Mike Moore on Globalization

The Press, October 10, 1998

Denis Dutton

www.denisdutton.com


A Brief History of the Future: Citizenship of the Millennium, by Mike Moore. 192 pages. Shoal Bay Press, $24.95.

That the old politics of right and left are obsolete is demonstrated in the very person of the Rt. Hon. Mike Moore. A Labour man with a unionist, shop-floor background, he was once a hero of the working man. He still ought to be. But when he became New Zealand’s Trade Minister, he saw it as his “patriotic duty” to pull down this country’s Berlin Wall of import controls both for the benefit of New Zealanders and incidentally to help our small Pacific neighbours to make a living for themselves.

Mike Moore

This was viewed as a betrayal of working-class interests. “From hero to traitor in a decade!”, he writes. But this stubborn bloke knows vastly more than his embittered critics about trade and the creation of wealth in the brave new borderless world of international commerce and he’s not about to be shouted down. In A Brief of the Future he mounts a persuasive case for the increased internationalization of New Zealand and for greater individual liberty and responsibility: “democracy and the ingenuity of our species know no bounds when freedom unleashes the genius of the people.”

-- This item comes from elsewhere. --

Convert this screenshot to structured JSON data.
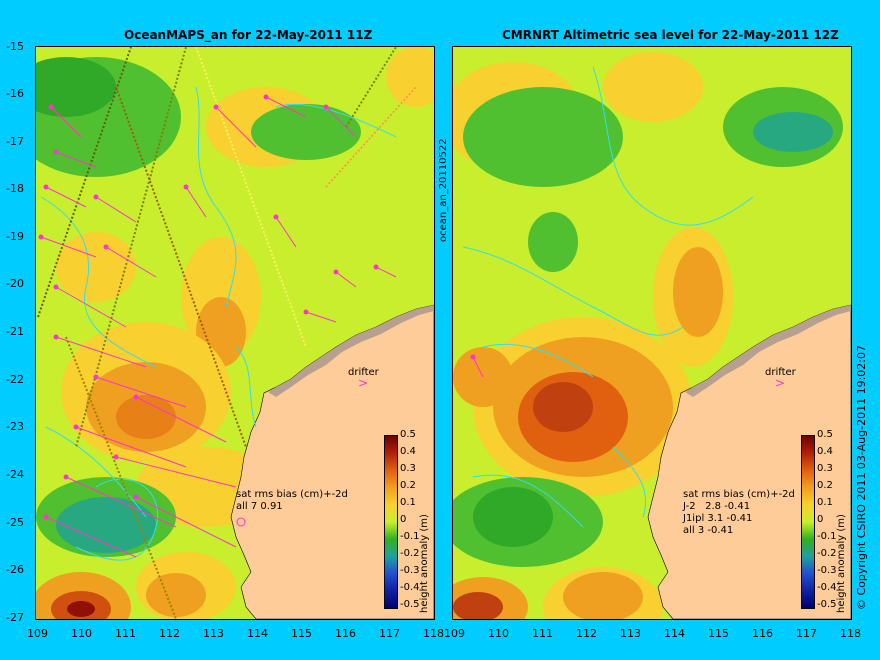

The word “reactionary” once applied exclusively to the political right. The reactionary conservatives who count most today include not only jingoistic provincials like the Australian Pauline Hanson, but leftists who, disappointed by the failures of socialism and embarrassed by the stupendous successes of capitalism, are keen for any excuse to reintroduce their programmes of government economic control. (I’ve been told by at least a half-dozen friends and correspondents from the left that the recent share-market setbacks are clear evidence that capitalism is on the ropes. Or so they seem to hope.)   

Hardly, says Moore, pointing out that the living standards of at least half a billion people have doubled since the early 1980s, and it wasn’t state socialism that achieved it. The setbacks Southeast Asia don’t negate that. Even countries such as India that once seemed backward basket cases now have prosperous, growing middle classes of hard-working people.  Singaporeans, to whom New Zealanders used to send food parcels, now earn more per capita than we do, have a lower infant mortality and higher life expectancy. 

For Mike Moore, the key to New Zealand’s future is to take an open and competitive attitude toward world markets. We must eschew protectionism and commit ourselves, both intellectually and technologically, to the information revolution.     

Like many of us, when he read Orwell’s 1984 as a teenager Moore came away certain that someday government and big business would control information and therefore people. The result of the computer revolution has been just the opposite, with the free and instant flow of knowledge across distance (and political frontiers) vastly exceeding what anyone ever predicted.

An English labourer would have worked a week 130 years ago to pay for a single word in an international telegram to New Zealand. A three-minute phone call between New York and London cost an astounding $600 (current NZ dollars) in 1930.      

The same call costs $2 today. Moore doesn’t add that anyone can now plug a small microphone into a computer and talk to London from Christchurch for $1 an hour (I do it). Not only is this unthinkably cheap, it is also uncontrollable. To have an official New Zealand Censor in the age of the Internet is as quaint as the Department of Transportation maintaining an office to regulate oxen.

The die-hard isolationists find the openness of markets and information a threat to Fortress New Zealand.  Luddites love their morality tales about the dangers of technology: the Internet’s full of pornography, cellphones cause cancer (and did you hear the tragic story of the man who got his tie caught in the fax machine?).   

It’s fun to be reminded by Moore of the many crazy expert prediction we’ve survived.  Jevons predicted in the last century that Britain would lose its status as a world power when it ran out of coal. The Club of Rome in 1972 told us that gold would be exhausted by 1981, petroleum by 1992. The doomsayers’ predictions included global famine by the 1990s, with massive new deserts, and a new ice age thrown in.

Mike Moore is an irrepressible optimist, and his prognostications are far more pleasant. He has a clearer picture than any politician I know of the productive and prosperous place these little islands could enjoy in the next century. His message is one to be heeded.